英語の歌詞の意味が結構深い! 別れと旅立ちの歌。
【1979年リリース】
大ヒットしたアニメ、劇場版『銀河鉄道999』の主題歌です。それまでのアニメ主題歌にはなかったような軽快なリズムは、別れのラストシーンと、主人公の新たな旅立ちの場面にふさわしい素敵なエンディング曲となりました。
EXELEさんもこの曲をカバーしているんですね。
僕はこの映画の2年後に公開された「さよなら銀河鉄道999」を映画館に観に行った覚えがあります。同時にシンフォニー中心の2枚組オリジナルサウンドトラックレコードをレンタルでダビングしてよく聴いていました。

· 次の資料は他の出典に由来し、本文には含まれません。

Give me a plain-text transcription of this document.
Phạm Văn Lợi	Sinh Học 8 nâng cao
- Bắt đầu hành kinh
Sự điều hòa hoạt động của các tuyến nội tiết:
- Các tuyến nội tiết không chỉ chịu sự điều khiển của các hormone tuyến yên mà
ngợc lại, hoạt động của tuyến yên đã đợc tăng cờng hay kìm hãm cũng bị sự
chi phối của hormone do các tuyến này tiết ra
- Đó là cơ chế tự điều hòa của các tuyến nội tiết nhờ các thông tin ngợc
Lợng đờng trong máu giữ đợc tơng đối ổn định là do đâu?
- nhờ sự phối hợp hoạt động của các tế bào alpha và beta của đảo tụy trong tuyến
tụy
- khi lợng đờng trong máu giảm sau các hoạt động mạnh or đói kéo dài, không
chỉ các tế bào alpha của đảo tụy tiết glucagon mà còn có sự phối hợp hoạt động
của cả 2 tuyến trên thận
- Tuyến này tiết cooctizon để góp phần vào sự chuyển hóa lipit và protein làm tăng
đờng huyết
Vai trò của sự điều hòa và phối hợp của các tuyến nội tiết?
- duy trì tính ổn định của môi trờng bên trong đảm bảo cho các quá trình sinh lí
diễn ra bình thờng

どちらも最後に銀河鉄道999が飛び立っていくラストシーンは涙を誘います。
【歌詞の宇宙】
『銀河鉄道999』 歌:ゴダイゴ
作詞:奈良橋陽子(英語詞)・山川啓介(日本語詞)
作曲:タケカワユキヒデ
歌ネット
https://www.uta-net.com/movie/1630/
この曲の非常に重要なキーワードはなんといっても「journey」です。
日本語で言えば、単に旅(旅路)と訳してしまうのですが、英語でないと伝わらない微妙なニュアンスがこの歌には込められているのではないかと僕は思っています。
この「journey」※は、バスや鉄道など陸路による「旅(路)」に使われるのです。
とうとう現実味を帯びてきた短期の宇宙旅行には「Travel」が使われていたり、同じ長旅でも船(SFの宇宙船など)による永い旅は「Voyage」が使われます。
これらに対して、「journey」は、ストーリーにふさわしく、主人公が成長していく過程も含めた旅路のことを指していますが、それは鉄道の旅をも意味しているのです。
※「journey」の意味
(通例陸上の比較的長い)旅行、旅程、行程、(人生などの)行路、遍歴
「Weblio 辞書」より
https://ejje.weblio.jp/content/journey
そこで、この歌のサビの部分に注目してみます。
「The Galaxy Express 999
Will take you on a journey
A never ending journey
A journey to the stars」
直訳すれば、
「銀河鉄道999は君を長い旅路へと
連れていってくれるだろう
終わりのない旅路
星々へと向かう旅路」
という感じになるでしょう。しかしそれでは歌詞としてかなり味気ない。
「さあ行くんだ その顔を上げて」
という歌い出し、曲調、そしてタケカワユキヒデさんの歌い方を聴いてもわかるように、この歌のサビは「さあ 星々へ旅立とう!」というニュアンスが込められています。
そして、この鉄道の旅はあまりにも特別です。
陸路を行く鉄道ではなく、銀河を旅する鉄道。
「A journey to the stars(星々への鉄道旅行)」こそ、ファンタジーであるこの物語を最も象徴する言葉なのです。
それらのニュアンスを重ね合わせると、このような意訳ができるのではないでしょうか。
「銀河鉄道999は、君を一つの(君だけの)長い旅路へと連れて行ってくれる
さあ この列車で 終わることのない旅へでかけよう
さあ この列車で 星々を駆け巡るんだ」
その他にも僕の心に響いたフレーズがあります。
「古い夢は 置いて行くがいい
ふたたび始まる ドラマのために」
新しい旅立ちへの覚悟。
「そうさ 君は気づいてしまった
やすらぎよりも 素晴しいものに」
「素晴らしいもの」とは何でしょう?
それは少し後に記されています。
「あの人の目がうなずいていたよ
別れも愛のひとつだと」
そう、それは「愛」。
ようやく気付いた「素晴らしいもの」には「別れ」も含まれている。
人が成長する上で「別れ」の経験も「愛」とともに大切な宝物になっていく。子供の頃、なるほどなぁと感心したのを覚えています。
そしてここでは、「別れ」とともに、「新たな旅立ち」がやってくるのです。
アニメの金字塔『銀河鉄道999』。
そのちょっぴり切なく、そして新たな希望に晴れやかな気持ちにさせられるこの素晴らしい歌。
この歌を、僕にとっても、これからの新しい人生のテーマソングにしたいと思います。